Decentralization is a cool concept, but didn't GitHub and BitBucket emerge because a centralized server was in demand? Git is a good tool for many uses, but when was the last time you pushed directly to a peer's repo on their machine? How many firewall and reverse proxy configurations did you have to setup to be able to do it?


It's kinda the standard procedure of securing your machine's ssh, I'd recommend trying to setup a bare repo and put it online so you see how easy it is to make it work, that's not Github but it's more than enough for your org, in fact before Github was created that's how we did it, it doesn't really take more than 1 afternoon to set it up, multi-user and all the other jazz.
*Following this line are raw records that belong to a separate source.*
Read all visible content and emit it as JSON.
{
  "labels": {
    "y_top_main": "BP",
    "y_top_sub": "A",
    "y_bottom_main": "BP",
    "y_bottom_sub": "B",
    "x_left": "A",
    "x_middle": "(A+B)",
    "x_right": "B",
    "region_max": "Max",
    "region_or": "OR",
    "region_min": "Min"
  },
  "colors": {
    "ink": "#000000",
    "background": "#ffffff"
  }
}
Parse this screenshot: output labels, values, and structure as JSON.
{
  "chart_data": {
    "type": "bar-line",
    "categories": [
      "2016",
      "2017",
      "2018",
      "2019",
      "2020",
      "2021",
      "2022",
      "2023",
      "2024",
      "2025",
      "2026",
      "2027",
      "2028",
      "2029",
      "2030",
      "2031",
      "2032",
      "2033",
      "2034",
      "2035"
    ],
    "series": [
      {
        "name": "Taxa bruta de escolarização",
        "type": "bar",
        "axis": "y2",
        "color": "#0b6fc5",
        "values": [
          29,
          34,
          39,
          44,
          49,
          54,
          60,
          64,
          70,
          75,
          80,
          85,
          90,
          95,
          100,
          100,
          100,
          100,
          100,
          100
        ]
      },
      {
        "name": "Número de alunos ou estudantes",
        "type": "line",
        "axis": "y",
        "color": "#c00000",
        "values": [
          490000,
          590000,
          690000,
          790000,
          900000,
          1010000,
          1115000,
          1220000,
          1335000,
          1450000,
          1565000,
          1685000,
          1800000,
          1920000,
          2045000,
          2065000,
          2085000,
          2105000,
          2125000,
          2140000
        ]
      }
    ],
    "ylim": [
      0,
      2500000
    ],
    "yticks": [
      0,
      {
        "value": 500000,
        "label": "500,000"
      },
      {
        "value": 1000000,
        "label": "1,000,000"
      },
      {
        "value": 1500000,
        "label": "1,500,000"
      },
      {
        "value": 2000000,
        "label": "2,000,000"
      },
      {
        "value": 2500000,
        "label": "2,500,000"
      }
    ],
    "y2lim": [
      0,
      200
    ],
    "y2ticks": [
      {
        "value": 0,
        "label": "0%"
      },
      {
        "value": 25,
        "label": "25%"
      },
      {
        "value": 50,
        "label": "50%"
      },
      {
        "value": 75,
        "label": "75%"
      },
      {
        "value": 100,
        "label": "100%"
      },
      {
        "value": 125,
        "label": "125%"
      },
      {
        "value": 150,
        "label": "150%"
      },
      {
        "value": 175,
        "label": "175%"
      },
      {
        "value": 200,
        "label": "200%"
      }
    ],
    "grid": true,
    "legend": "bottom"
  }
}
But Github and Bitbucket aren't examples to compare Diversion to though, Github is just a node in the decentralized network of Git repos (your users, or whoever cloned). They even use an example of this feature, how they were able to recover after a mess-up, then with SVN that couldn't be done and they'd have really lose more than a month of work.

There's one of the reasons why Git was created, to make it easier to resolve conflicts, if you just want a main / children branches structure in one server then use SVN / Diversion but then don't complain when you have a branch "locked" and you cannot get your job done.

Diversion makes 100% sense if you follow the silly "one repo for the whole org" way big companies do, which still doesn't make any sense to me.